Question

A pipe $ABCD$ of uniform cross-section is bent into three sections, viz. a horizontal section $AB$, a vertical section $BC$ with $C$ below $B$, and a horizontal section $CD$. Liquid flowing through the pipe has speed ${v_1}$ and pressure ${p_1}$ in section $AB$, and speed ${v_2}$ and pressure ${p_2}$ in section $CD$. Determine the relation between ${v_1}$ and ${v_2}$ ; ${p_1}$ and ${p_2}$?
(A) ${v_1} = {v_2}$, ${p_1} = {p_2}$
(B) ${v_1} = {v_2}$, ${p_2} > {p_1}$
(C) ${v_2} > {v_1}$, ${p_2} > {p_1}$
(D) ${v_2} > {v_1}$, ${p_1} = {p_2}$

Answer 1

Hint: The relation between the two velocities and pressure can be determined by the help of Bernoulli’s equation in fluid mechanics. By equating the input equation with the output equation, the relation between the two velocities and the two pressures can be determined.

Complete step by step answer:

Useful formula:
Bernoulli’s principle,
$\dfrac{1}{2}\rho {v_1}^2 + \rho g{h_1} + {p_1} = \dfrac{1}{2}\rho {v_2}^2 + \rho g{h_2} + {p_2}$
Where, $\rho $ is the density of the liquid flowing in the tube, $g$ is the acceleration due to gravity, ${h_1}$ is the elevation of the tube $AB$, ${h_2}$ is the elevation of the tube $CD$, ${v_1}$ is the velocity of the liquid flowing in the tube at input, ${v_2}$ is the velocity of the liquid flowing in the tube at output,
${p_1}$ is the pressure of the liquid flowing in the tube at input, ${p_2}$ is the pressure of the liquid flowing in the tube at output.

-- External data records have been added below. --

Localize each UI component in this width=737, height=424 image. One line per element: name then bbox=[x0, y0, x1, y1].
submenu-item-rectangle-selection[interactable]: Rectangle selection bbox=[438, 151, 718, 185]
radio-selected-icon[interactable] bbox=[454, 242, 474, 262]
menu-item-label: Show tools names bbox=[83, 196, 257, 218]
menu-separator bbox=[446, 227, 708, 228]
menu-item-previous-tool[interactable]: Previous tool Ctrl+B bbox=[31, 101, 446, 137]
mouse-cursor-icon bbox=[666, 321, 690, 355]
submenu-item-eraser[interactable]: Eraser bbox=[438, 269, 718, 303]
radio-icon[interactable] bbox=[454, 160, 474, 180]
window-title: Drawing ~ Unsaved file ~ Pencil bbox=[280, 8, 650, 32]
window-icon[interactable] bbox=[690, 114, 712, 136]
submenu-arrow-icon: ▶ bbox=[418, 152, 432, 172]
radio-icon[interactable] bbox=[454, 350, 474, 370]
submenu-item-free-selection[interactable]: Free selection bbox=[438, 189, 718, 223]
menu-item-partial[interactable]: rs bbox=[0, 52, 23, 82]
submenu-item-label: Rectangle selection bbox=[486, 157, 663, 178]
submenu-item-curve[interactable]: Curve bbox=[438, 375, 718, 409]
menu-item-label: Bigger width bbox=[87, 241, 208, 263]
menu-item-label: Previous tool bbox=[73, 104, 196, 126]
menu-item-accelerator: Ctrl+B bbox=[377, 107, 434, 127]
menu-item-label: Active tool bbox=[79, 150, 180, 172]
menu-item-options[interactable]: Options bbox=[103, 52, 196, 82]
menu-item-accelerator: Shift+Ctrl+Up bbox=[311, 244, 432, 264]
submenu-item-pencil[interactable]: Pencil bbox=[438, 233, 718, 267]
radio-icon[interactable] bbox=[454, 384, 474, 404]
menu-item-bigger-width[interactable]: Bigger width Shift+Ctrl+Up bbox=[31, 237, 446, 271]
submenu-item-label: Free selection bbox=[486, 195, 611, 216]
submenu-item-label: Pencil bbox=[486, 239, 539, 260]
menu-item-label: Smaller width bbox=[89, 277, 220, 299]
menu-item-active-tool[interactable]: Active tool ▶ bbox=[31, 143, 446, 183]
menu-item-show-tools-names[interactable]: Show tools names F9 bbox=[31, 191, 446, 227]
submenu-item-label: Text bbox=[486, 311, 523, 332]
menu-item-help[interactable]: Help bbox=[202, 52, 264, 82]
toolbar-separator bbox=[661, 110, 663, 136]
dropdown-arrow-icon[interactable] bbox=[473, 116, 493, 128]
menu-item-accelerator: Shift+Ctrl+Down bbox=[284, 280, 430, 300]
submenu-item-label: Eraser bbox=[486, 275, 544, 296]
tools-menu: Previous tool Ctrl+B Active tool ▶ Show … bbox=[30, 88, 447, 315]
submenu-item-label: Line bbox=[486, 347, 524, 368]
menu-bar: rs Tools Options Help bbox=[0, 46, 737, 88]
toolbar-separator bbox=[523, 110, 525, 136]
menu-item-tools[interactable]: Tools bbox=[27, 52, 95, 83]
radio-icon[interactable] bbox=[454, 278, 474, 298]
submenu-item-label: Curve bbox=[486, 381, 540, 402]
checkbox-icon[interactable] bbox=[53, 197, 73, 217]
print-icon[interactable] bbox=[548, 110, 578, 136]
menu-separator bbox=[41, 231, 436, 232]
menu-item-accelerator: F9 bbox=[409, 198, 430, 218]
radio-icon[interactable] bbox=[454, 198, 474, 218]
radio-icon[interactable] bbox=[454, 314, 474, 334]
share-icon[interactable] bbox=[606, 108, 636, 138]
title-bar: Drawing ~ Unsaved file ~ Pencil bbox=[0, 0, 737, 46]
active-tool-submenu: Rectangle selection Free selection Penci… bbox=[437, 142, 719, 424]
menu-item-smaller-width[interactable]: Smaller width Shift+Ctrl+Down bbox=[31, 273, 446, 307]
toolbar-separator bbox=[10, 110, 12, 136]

Complete step by step solution:
By Bernoulli’s principle, the total energy of the fluid flowing in the tube is equal to the sum of the potential energy, kinetic energy and the pressure energy.

By Bernoulli’s equation,
$\dfrac{1}{2}\rho {v_1}^2 + \rho g{h_1} + {p_1} = \dfrac{1}{2}\rho {v_2}^2 + \rho g{h_2} + {p_2}\,................\left( 1 \right)$
Here the fluid is flowing from top to bottom, so the elevation of the tube $CD$ is assumed to be zero, then the above equation is written as,
$\dfrac{1}{2}\rho {v_1}^2 + \rho g{h_1} + {p_1} = \dfrac{1}{2}\rho {v_2}^2 + \rho g\left( 0 \right) + {p_2}$
On multiplying the terms, then the above is,
$\dfrac{1}{2}\rho {v_1}^2 + \rho g{h_1} + {p_1} = \dfrac{1}{2}\rho {v_2}^2 + {p_2}$
By taking the density outside from the above equation on both sides, then the above equation is written as,
$\rho \left( {\dfrac{{{v_1}^2}}{2} + g{h_1} + \dfrac{{{p_1}}}{\rho }} \right) = \rho \left( {\dfrac{{{v_2}^2}}{2} + \dfrac{{{p_2}}}{\rho }} \right)$
By cancelling the term density on both sides, then the above equation is,
$\dfrac{{{v_1}^2}}{2} + g{h_1} + \dfrac{{{p_1}}}{\rho } = \dfrac{{{v_2}^2}}{2} + \dfrac{{{p_2}}}{\rho }$
Here the area of the pipe is constant, then there is no change in velocity, then assume that ${v_1} = {v_2}$, then the above equation is written as,
$\dfrac{{{v_1}^2}}{2} + g{h_1} + \dfrac{{{p_1}}}{\rho } = \dfrac{{{v_1}^2}}{2} + \dfrac{{{p_2}}}{\rho }$
By cancelling the same velocity terms on both sides, then the above equation is,
$g{h_1} + \dfrac{{{p_1}}}{\rho } = \dfrac{{{p_2}}}{\rho }$
By rearranging the terms for further calculation, then,
$g{h_1} = \dfrac{{{p_2}}}{\rho } - \dfrac{{{p_1}}}{\rho }$
By taking the density common in the denominator,
$g{h_1} = \dfrac{1}{\rho }\left( {{p_2} - {p_1}} \right)$
The above equation is written as,
$\rho g{h_1} = {p_2} - {p_1}$
Here, there is a pressure difference which shows that the pressure ${p_2}$ is greater than the pressure ${p_1}$.
Hence, the option (B) is correct.

Note: If the area of the pipe is increased, then the velocity is decreased and if the area of the pipe is decreased, then the velocity is increased. But in this problem the area of the pipe is constant, then the velocity is constant. And there is some pressure difference between ${p_2}$ and ${p_1}$, so the pressure ${p_2}$ is greater than ${p_1}$.